L’atteggiamento visto in campo oggi è da gruppo d’alta classifica, consapevole del proprio valore e vogliosa di lasciare il segno. A farne le spese è stato il Pescara di Bepi Pillon, che ha pagato l’azzardo della mossa-Brugman e l’imprecisione in zona cross. Gli abruzzesi sono stati in partita per 60′, con leggeri tratti di superiorità nel primo tempo, ma poi la sostanza della banda Liverani ha messo a nudo il distacco tra le due compagini stasera.

Per quello che è lo scontro al vertice della trentesima giornata di campionato, Liverani conferma l’undici che ha stracciato l’Ascoli: Tabanelli sul centrodestra di mediana con Tachtsidis e Petriccione e Mancosu dietro Falco-La Mantia. Pillon ridisegna il suo schieramento con l’obiettivo di limitare il palleggio avversario: vitale è la posizione di Brugman, inedito collante tra il centrocampo, presidiato da Bruno, e il duo offensivo veloce Mancuso-Marras.

L’inizio è di marca leccese. Al 3’ ci sono delle proteste per un sospetto “mani” di Crecco in area, ma l’arbitro lascia proseguire. Il tabellino delle occasioni è inaugurato da un colpo di testa di Mancosu su cross di Calderoni, Fiorillo blocca senza problemi all’11’.
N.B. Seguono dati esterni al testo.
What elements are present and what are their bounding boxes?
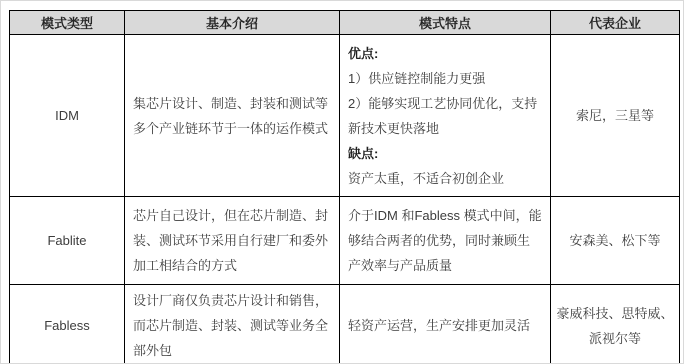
business-model-table: 模式类型 基本介绍 模式特点 代表企业 IDM 集芯片设计、制造、封装和测试等多… xyxy=(9,10,680,364)
features-advantage-1: 1）供应链控制能力更强 xyxy=(348,66,542,91)
cell-basic-intro: 设计厂商仅负责芯片设计和销售，而芯片制造、封装、测试等业务全部外包 xyxy=(125,285,340,364)
features-disadvantages-label: 缺点: xyxy=(348,141,542,166)
header-basic-intro: 基本介绍 xyxy=(125,11,340,35)
cell-representative-companies: 安森美、松下等 xyxy=(551,197,680,285)
cell-basic-intro: 集芯片设计、制造、封装和测试等多个产业链环节于一体的运作模式 xyxy=(125,35,340,197)
cell-representative-companies: 索尼，三星等 xyxy=(551,35,680,197)
cell-model-type: Fabless xyxy=(10,285,125,364)
features-text: 轻资产运营，生产安排更加灵活 xyxy=(348,313,542,338)
features-text: 介于IDM 和Fabless 模式中间，能够结合两者的优势，同时兼顾生产效率与产… xyxy=(348,203,542,278)
cell-model-features: 介于IDM 和Fabless 模式中间，能够结合两者的优势，同时兼顾生产效率与产… xyxy=(340,197,551,285)
features-advantage-2: 2）能够实现工艺协同优化，支持新技术更快落地 xyxy=(348,91,542,141)
features-disadvantage-1: 资产太重，不适合初创企业 xyxy=(348,166,542,191)
table-row-idm: IDM 集芯片设计、制造、封装和测试等多个产业链环节于一体的运作模式 优点: 1… xyxy=(10,35,680,197)
cell-model-type: IDM xyxy=(10,35,125,197)
cell-model-features: 优点: 1）供应链控制能力更强 2）能够实现工艺协同优化，支持新技术更快落地 缺… xyxy=(340,35,551,197)
features-advantages-label: 优点: xyxy=(348,41,542,66)
cell-representative-companies: 豪威科技、思特威、派视尔等 xyxy=(551,285,680,364)
cell-model-features: 轻资产运营，生产安排更加灵活 xyxy=(340,285,551,364)
header-model-type: 模式类型 xyxy=(10,11,125,35)
table-row-fabless: Fabless 设计厂商仅负责芯片设计和销售，而芯片制造、封装、测试等业务全部外… xyxy=(10,285,680,364)
table-row-fablite: Fablite 芯片自己设计，但在芯片制造、封装、测试环节采用自行建厂和委外加工… xyxy=(10,197,680,285)
header-row: 模式类型 基本介绍 模式特点 代表企业 xyxy=(10,11,680,35)
screenshot-canvas: 模式类型 基本介绍 模式特点 代表企业 IDM 集芯片设计、制造、封装和测试等多… xyxy=(0,0,684,364)
header-representative-companies: 代表企业 xyxy=(551,11,680,35)
cell-model-type: Fablite xyxy=(10,197,125,285)
header-model-features: 模式特点 xyxy=(340,11,551,35)
cell-basic-intro: 芯片自己设计，但在芯片制造、封装、测试环节采用自行建厂和委外加工相结合的方式 xyxy=(125,197,340,285)
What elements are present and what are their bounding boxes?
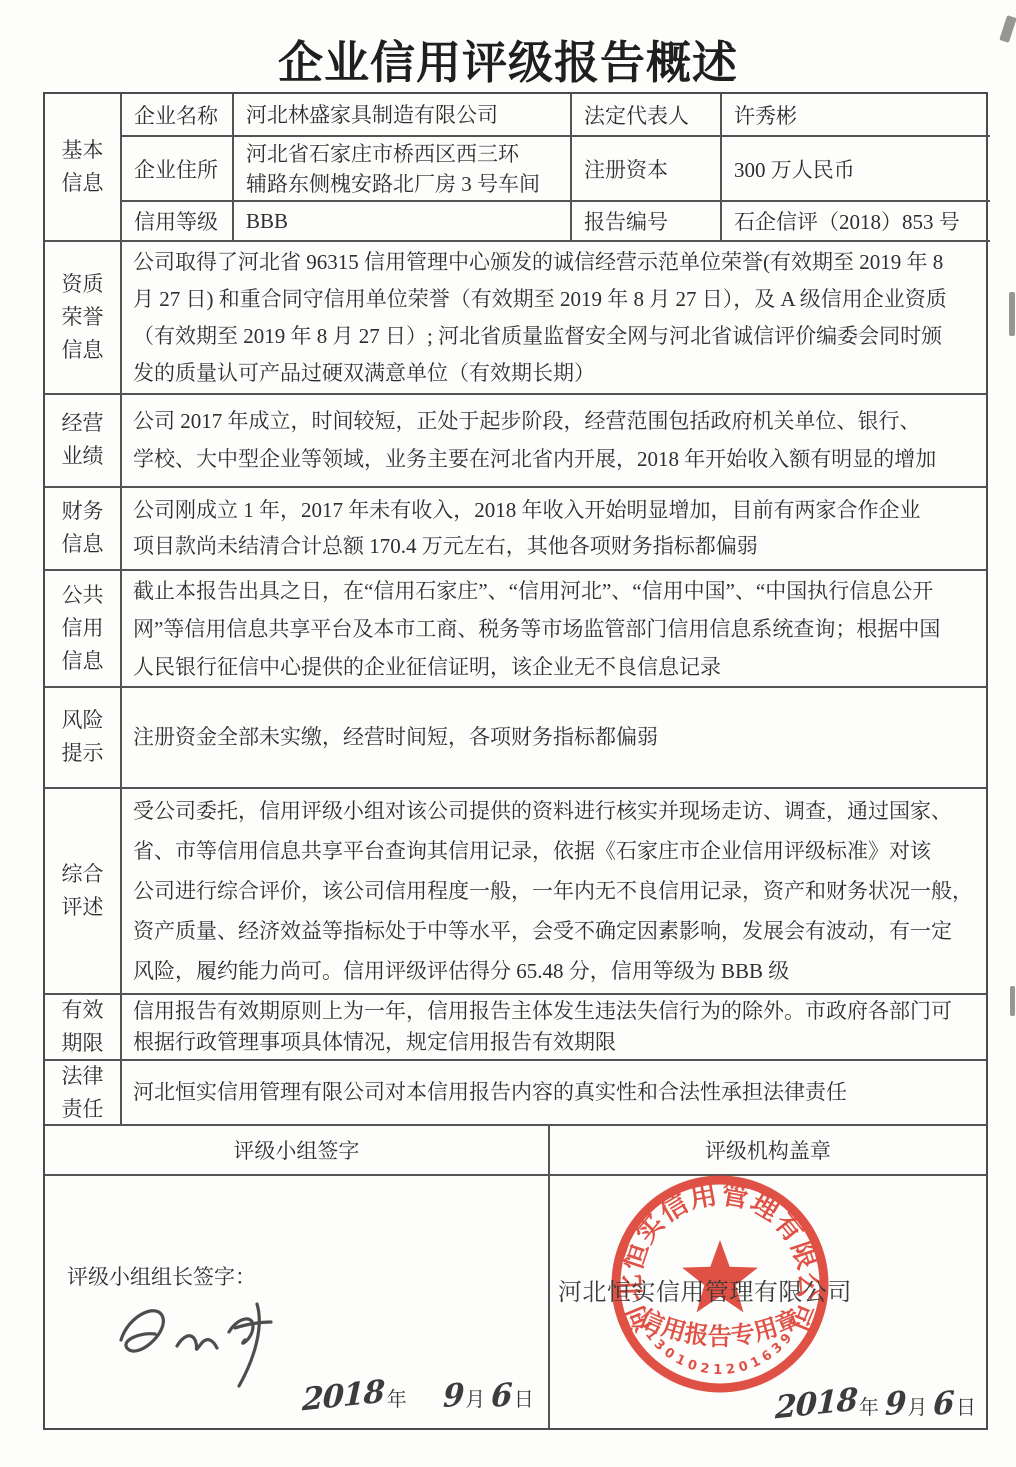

Un minuto dopo il Lecce passa. Corner corto per Falco, Venuti spizza sul secondo palo per l’inserimento perfetto di La Mantia che timbra ancora. Sorpasso che premia la pressione della banda Liverani. Il Pescara cerca di distendersi con delle veloci ripartenze, ma la lucidità sale col passare dei minuti. Calderoni cerca di rompere gli indugi con un sinistro al 24’, a lato. Provvidenziale è invece Fiorillo al 27’. L’asse Venuti-La Mantia prova a replicare la scena dell’1-0, ma il pugno dell’estremo difensore nega il tap-in all’attaccante del Lecce. Brugman spaventa il “Via del Mare” due minuti dopo con una punizione ben calciata sopra la barriera, ma al di là del palo.

Un periodo di superiorità dei salentini porta al raddoppio al minuto 37. Falco sbuca sulla corsia destra, traversone responto da Scognamiglio al limite dell’area, dove Mancosu raccoglie e spedisce nell’angolo basso alla destra di Fiorillo tra il tripudio del “Via del Mare”. Mancuso, su spunto di Marras, per poco non dimezza lo svantaggio un minuto dopo: inzuccata sui cartelloni pubblicitari. Mancosu apparecchia il tiro a Falco al 43’, non c’è la potenza giusta per beffare Fiorillo. Scognamiglio rimane alto sugli sviluppi di un calcio d’angolo e ha sulla testa una ghiottissima occasione ma Vigorito inchioda la sfera a terra al 44’.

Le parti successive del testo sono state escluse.